Insider Trading Accusations Describe Network Of Corruption

Insider Trading Accusations Describe Network Of Hedge Fund Corruption

In the latest charges to be brought against Wall Street financiers, Federal authorities depict insider trading in dramatic detail.

Two hedge fund managers -- Samir Barai and Donald Longueuil -- were arrested Tuesday morning on charges of insider trading, Bloomberg reports. Two others -- portfolio manager Noah Freeman and analyst Jason Pflaum -- pleaded guilty. The charges are the latest example of a Federal crackdown on insider trading that the Wall Street Journal detailed in November.

In a pair of documents, the Securities and Exchange Commission and the Federal Bureau of Investigation describe an illegal exchange of information, which allegedly allowed hedge funds to reap $30 million in profits. According to the Federal complaints, employees at publicly traded technology companies sold secret information about those companies to workers at hedge funds, which then used that information to make big trades in the companies' stock.

The information was enormously profitable for the firms that received it, according to the court documents. Many of the allegations involve Winifred Jiau, who, the documents say, was employed by various technology companies and, at the same time, by Primary Global Research LLC, as a "private expert." PGR would allegedly receive information from Jiau and then pass it on to clients, including Freeman and Barai.

In May 2008, for instance, Jiau allegedly gave Freeman and Barai early information about the earnings of Marvell Technology Group. According to the SEC, Barai's hedge fund subsequently reversed its short position on Marvell's stock, and reaped close to $1 million in profits and avoided losses.

In another case, Freeman earned about $9.7 million for his hedge fund, after learning secret information, the SEC says.

The FBI documents add more color to the accusations. In November last year, after he read about the probe into insider trading, Barai allegedly wrote to Pflaum from his BlackBerry:

- This scope is said to focus on the use of so-called expert network firms
- Concern for years that some experts may be passing out confi [meaning, confidential] info about to go public cos [meaning, companies] to traders....
- [The Firm] was only one named!!!!
- F*****ck

The next morning he said, according to the FBI:

- Didn't sleep much either.
- I dunno
- I think we ok tho
- I think U just go into office
- Shred as much as u can

He also said, according to the FBI:

- Let's not worry....
- No evidence we got exact info
- So it doesn't matter....
- Forget the past
- No proof
- So ur fine

During a conversation between Freeman and Longueuil, which they recorded, they describe how to destroy electronic evidence, the FBI says. From the document:

Freeman then remarked, "I don't see how you get rid of this sh*t," to which LONGUEUIL explained, "Oh, it's easy. You take two pairs of pliers, and then you rip it open ... and then, it's just a piece of NAND. ... So I just f*cking ripped it apart right there. ... I had two external drives that had like wafer numbers on 'em. F*ckin' pulled the external drives apart. Destroyed the platter. ... Put 'em into four separate little baggies, and then at 2a.m. ... 2a.m. on a Friday night, I put this stuff inside my black North Face [u/i] jacket, ... and leave the apartment and I go on like a twenty block walk around the city ... and try to find a, a garbage truck ... and threw the sh*t in the back of like random garbage trucks, different garbage trucks."
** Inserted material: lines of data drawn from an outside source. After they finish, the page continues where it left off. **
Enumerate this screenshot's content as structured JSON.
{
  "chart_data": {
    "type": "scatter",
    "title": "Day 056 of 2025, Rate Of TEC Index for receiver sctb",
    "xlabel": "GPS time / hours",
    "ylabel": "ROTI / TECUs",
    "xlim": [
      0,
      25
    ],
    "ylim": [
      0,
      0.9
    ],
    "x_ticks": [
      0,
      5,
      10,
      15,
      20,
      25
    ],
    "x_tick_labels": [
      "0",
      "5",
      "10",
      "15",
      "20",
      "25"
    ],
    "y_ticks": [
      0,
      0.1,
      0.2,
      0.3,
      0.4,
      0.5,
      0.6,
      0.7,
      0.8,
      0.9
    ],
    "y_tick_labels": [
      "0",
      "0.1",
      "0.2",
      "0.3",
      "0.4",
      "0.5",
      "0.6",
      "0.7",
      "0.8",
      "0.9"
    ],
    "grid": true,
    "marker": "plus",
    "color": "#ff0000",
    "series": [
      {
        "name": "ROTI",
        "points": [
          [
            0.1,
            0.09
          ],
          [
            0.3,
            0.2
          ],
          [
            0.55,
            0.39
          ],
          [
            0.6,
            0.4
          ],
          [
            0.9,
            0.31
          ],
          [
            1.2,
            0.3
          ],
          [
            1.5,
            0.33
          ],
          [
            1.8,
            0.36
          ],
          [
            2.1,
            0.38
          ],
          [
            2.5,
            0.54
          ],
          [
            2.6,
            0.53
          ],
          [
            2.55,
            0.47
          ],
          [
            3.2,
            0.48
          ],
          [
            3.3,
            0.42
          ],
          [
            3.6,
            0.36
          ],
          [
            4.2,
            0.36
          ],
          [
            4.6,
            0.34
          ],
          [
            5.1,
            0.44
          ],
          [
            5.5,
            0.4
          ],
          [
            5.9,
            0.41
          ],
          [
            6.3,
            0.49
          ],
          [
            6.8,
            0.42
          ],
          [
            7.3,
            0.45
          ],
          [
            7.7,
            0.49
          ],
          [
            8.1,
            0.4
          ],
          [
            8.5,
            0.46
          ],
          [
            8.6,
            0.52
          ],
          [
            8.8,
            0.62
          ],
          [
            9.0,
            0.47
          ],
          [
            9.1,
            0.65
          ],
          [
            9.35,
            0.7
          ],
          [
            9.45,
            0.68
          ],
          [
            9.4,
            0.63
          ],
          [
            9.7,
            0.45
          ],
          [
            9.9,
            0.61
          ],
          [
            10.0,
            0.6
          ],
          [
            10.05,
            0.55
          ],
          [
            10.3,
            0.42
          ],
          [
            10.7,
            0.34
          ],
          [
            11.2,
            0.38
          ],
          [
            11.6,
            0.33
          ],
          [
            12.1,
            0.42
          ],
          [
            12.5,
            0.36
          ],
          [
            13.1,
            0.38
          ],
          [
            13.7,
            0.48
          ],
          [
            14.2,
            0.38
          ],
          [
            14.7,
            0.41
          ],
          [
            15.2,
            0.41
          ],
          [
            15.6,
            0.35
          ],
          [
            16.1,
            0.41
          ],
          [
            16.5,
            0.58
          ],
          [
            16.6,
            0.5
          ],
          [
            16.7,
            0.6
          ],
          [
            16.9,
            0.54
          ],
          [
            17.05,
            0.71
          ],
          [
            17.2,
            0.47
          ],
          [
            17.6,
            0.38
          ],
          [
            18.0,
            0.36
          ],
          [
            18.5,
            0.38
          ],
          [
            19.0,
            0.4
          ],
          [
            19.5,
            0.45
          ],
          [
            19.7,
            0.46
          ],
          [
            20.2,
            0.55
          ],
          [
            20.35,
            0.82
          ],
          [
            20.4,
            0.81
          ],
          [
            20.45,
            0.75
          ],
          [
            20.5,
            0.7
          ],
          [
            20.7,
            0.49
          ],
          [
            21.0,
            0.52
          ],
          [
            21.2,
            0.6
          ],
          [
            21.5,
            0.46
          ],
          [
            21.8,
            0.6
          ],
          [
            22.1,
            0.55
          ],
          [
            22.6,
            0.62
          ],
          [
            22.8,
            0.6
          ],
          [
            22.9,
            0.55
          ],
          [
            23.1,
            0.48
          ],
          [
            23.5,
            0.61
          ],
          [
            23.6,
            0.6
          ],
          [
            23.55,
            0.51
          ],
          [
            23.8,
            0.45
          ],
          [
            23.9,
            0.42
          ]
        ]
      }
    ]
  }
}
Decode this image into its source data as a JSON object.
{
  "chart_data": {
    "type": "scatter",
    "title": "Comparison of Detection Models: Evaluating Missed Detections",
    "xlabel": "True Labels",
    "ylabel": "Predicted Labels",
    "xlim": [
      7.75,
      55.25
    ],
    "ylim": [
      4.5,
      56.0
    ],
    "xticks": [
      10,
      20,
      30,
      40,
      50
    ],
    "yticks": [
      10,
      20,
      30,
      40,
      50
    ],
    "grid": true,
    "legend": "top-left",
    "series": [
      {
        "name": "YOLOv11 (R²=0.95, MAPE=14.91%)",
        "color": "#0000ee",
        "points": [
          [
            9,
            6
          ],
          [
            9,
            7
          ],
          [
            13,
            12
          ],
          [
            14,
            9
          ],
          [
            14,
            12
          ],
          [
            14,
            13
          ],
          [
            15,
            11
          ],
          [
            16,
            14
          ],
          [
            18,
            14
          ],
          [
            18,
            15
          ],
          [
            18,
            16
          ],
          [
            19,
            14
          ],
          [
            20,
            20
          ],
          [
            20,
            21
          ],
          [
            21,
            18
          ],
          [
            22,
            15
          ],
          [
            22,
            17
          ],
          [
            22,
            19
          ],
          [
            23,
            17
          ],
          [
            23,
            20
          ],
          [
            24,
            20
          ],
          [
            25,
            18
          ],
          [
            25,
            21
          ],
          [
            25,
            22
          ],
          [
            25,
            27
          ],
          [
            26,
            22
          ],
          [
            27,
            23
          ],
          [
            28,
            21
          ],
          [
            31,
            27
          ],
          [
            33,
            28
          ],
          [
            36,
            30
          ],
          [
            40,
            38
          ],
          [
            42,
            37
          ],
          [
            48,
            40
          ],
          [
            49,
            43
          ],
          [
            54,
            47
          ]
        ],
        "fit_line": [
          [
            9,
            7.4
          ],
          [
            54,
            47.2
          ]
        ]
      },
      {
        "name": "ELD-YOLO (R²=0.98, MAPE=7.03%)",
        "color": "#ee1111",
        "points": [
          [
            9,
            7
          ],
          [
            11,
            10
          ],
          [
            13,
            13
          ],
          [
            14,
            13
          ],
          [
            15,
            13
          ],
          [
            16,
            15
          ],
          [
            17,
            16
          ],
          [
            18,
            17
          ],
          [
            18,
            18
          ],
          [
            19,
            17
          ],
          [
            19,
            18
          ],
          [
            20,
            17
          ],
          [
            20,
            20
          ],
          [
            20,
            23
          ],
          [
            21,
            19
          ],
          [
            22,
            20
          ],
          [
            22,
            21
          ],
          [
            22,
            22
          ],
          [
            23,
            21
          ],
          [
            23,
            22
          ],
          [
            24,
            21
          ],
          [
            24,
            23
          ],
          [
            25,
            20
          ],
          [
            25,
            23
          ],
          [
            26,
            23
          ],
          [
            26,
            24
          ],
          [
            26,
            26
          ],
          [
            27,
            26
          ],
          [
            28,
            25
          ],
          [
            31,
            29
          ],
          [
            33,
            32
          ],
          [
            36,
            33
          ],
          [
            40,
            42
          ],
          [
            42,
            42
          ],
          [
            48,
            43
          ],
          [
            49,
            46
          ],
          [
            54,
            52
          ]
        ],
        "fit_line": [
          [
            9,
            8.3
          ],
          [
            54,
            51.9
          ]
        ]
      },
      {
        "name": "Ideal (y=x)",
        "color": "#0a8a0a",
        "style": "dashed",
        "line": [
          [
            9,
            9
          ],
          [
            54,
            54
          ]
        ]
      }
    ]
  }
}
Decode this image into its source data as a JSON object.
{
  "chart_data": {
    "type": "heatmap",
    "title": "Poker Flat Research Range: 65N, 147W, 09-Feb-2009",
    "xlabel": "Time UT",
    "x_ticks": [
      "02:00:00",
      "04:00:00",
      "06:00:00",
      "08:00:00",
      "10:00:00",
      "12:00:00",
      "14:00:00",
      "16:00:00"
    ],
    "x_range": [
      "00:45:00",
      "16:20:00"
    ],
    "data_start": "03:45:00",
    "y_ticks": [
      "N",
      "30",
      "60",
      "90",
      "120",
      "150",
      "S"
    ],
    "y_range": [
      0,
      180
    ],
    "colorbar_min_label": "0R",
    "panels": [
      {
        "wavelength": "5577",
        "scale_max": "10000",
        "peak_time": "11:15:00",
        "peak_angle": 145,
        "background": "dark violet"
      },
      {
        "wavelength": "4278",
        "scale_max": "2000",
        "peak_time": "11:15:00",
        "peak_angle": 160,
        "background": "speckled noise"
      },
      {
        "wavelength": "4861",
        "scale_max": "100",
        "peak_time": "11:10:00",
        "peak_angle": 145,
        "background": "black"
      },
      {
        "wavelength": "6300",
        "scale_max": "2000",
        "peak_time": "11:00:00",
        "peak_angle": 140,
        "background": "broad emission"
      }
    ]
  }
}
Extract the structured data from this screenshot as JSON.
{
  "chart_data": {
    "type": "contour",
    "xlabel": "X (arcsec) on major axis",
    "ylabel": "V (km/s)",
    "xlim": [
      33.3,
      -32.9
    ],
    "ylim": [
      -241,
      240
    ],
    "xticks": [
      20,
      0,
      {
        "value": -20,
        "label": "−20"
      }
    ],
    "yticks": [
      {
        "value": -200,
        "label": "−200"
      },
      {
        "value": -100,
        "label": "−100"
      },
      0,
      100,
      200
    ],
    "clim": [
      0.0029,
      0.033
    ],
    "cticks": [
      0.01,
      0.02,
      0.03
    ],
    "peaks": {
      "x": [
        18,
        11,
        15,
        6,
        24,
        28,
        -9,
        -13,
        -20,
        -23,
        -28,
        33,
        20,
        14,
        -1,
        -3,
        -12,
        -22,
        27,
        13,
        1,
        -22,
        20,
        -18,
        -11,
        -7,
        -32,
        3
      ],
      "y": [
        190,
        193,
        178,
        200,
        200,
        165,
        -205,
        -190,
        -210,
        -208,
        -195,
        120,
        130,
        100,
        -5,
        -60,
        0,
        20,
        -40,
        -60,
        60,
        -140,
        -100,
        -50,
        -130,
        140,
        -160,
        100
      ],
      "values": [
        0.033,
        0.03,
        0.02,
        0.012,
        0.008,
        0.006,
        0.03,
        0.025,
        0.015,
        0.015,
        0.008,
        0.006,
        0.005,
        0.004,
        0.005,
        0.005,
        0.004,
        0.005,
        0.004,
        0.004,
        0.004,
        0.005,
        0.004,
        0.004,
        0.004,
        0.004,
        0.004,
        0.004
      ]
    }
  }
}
Longueuil and Freeman have been accused of insider trading while they were employees of SAC Capital Advisors, the $12 billion hedge fund run by Steven A. Cohen. The company released a statement saying it is "outraged by the alleged actions of two former employees, which required active circumvention of our compliance policies and are egregious violations of our ethical standards."

Cohen, who is worth more than $6 billion, and who owns artist Damien Hirst's embalmed tiger shark, "The Physical Impossibility of Death in the Mind of Someone Living," has been sued repeatedly by his ex-wife, Patricia Cohen. In the latest version of the suit, she alleges that Cohen himself participated in insider trading. From the suit:

Such privileged information was provided to Steven as part of his relationship with Mr. Newberg and as part of an effort to "take care of one another." They sometimes referred to their group of Wharton friends as "the Wharton mafia."